Before I knew too much about university and all its attributes, I had no idea what to expect when I was to get here. And let me tell you, now that I’m here, it is definitely not what I thought it was going to be like.
When I was in high school, I had so many hopes for myself. I wanted to go to university, I wanted to get into the Coast Guard, and I wanted to be happy with everything that was to happen in my post-secondary adventures. But some people, who I considered a big help to my decision-making, had a different thought about my plans.
I was told I was probably not going to make it into the Coast Guard. I was told that since I didn’t have the prerequisites like Advanced Functions and Physics, I could not go into Search and Rescue. I was told that I would probably benefit more from college because of my less-than-exceptional grade point average throughout high school.

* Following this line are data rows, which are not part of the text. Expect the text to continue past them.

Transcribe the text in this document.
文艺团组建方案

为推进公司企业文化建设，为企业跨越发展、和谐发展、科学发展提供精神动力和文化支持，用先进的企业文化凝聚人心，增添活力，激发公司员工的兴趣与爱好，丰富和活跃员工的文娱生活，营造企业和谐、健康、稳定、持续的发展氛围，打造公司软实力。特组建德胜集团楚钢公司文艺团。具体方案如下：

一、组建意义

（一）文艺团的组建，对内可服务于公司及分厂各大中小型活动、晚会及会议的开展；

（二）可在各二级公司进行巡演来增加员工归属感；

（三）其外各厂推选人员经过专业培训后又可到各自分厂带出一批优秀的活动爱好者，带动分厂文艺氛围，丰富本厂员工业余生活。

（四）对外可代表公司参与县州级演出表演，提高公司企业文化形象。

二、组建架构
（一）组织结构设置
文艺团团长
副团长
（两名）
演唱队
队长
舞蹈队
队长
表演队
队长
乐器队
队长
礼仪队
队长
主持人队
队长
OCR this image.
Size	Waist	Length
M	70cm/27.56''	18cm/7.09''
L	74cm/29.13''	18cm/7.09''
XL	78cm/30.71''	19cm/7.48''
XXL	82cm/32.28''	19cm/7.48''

So I started applying to universities. I was terrified, if I’m being completely honest; what if they were right? Fortunately for me, I was accepted into my first choice of schools I wanted to attend. But that was just the beginning. The honeymoon phase of being accepted into your top choice lasts from when you get your acceptance letter, through first year. It wasn’t long before the anxiety started to kick in. No longer was I behind the rose glasses, but I was behind a magnifying glass. I was starting to grow up, and become that independent student I had always hoped to be. But with that came the realization that EVERYTHING costs something.
I constantly hear criticism of how I am spending money, and always told that “I should be able to pay for everything on my own” because that’s how “they did it back then”. I’m sorry. But to those of you who have told me that I should be able to pay for it all on my own, have you not noticed the incredible increase of tuition prices in the past decade? And it’s not done rising! Tuition hikes are becoming a frequent thing! Like what? Makes no sense to me. First off, as of right now, I would have to take at least 2 full years off of high school to earn enough to get me part way through university. Maybe that will get me tuition. But then what about rent? What about food? And yes, I do go out sometimes, because what student doesn’t?
I get it, I should learn how to prioritize my time and activities better, but I’m still young. I want to do well, but I also don’t want to miss out on the good times between all the work. So I’m sorry, but to those who think I should just focus all my time on studying and work, I believe there should be a healthy balance between work and life. To be honest, I don’t put in enough effort during the semester, and find myself super stressed during exam season, so at some point I will hopefully find more motivation to get myself through my final year next year with less anxiety and worry. But like I said…I’m still young.
Any advice that I have to students entering a post-secondary institution is to not worry too much about anything. Things have a way of working out. One thing I learned is that stressing about what is happening right now is only going to hinder your capabilities and productivity in almost every other aspect of your life. Don’t do what I did. My inner mom voice is saying to pay attention as best as you can in class, and not to spend too much time building your reputation as a bar-star…because people do notice…
Sometimes I wonder how I got here, how I made it, how I managed to pull myself together in the most stressful times I’ve ever experienced. I wonder how I am doing so well in one of the top schools in the country known as one of the U15’s (15 top Canadian research schools). But then I think back to the hint of independence I’ve always had, my high level of curiosity, and how I learned to rely on myself rather than others. Like a class group assignment…you can only rely on yourself to get what you need to get done, done. When I started looking for answers by myself instead of looking to others for assistance, that’s when I started doing well, and I can say that that is one of the biggest lessons I’ve learned in university. It’s not all about the grades and the classes, it’s not long before I realized that the biggest lessons I’ve learned are about myself and how I cope with day to day activities and complications. Once I realized that, I learned to relax a bit and take things a little slower than before (also from some help from several breathing exercises and calls to my mom back home, because asking for assistance isn’t always a bad thing).
Even though my plans have changed, and now being interested in Real Estate rather than the Coast Guard, my interests are always changing, and even though university isn’t going how I initially thought it was going to pan out, I have no regrets anywhere in the past three years.
University is different for everyone, and all I can say is to make the best of it. You’re only young once, so don’t dwell on the tough times, because there is always a light at the end of the tunnel. Yes, it’s expensive. Yes, it gets stressful. Yes, your anxiety levels will probably rise a bit. But just think about what you’re going to get out of it, and take it one step at a time to reach that goal.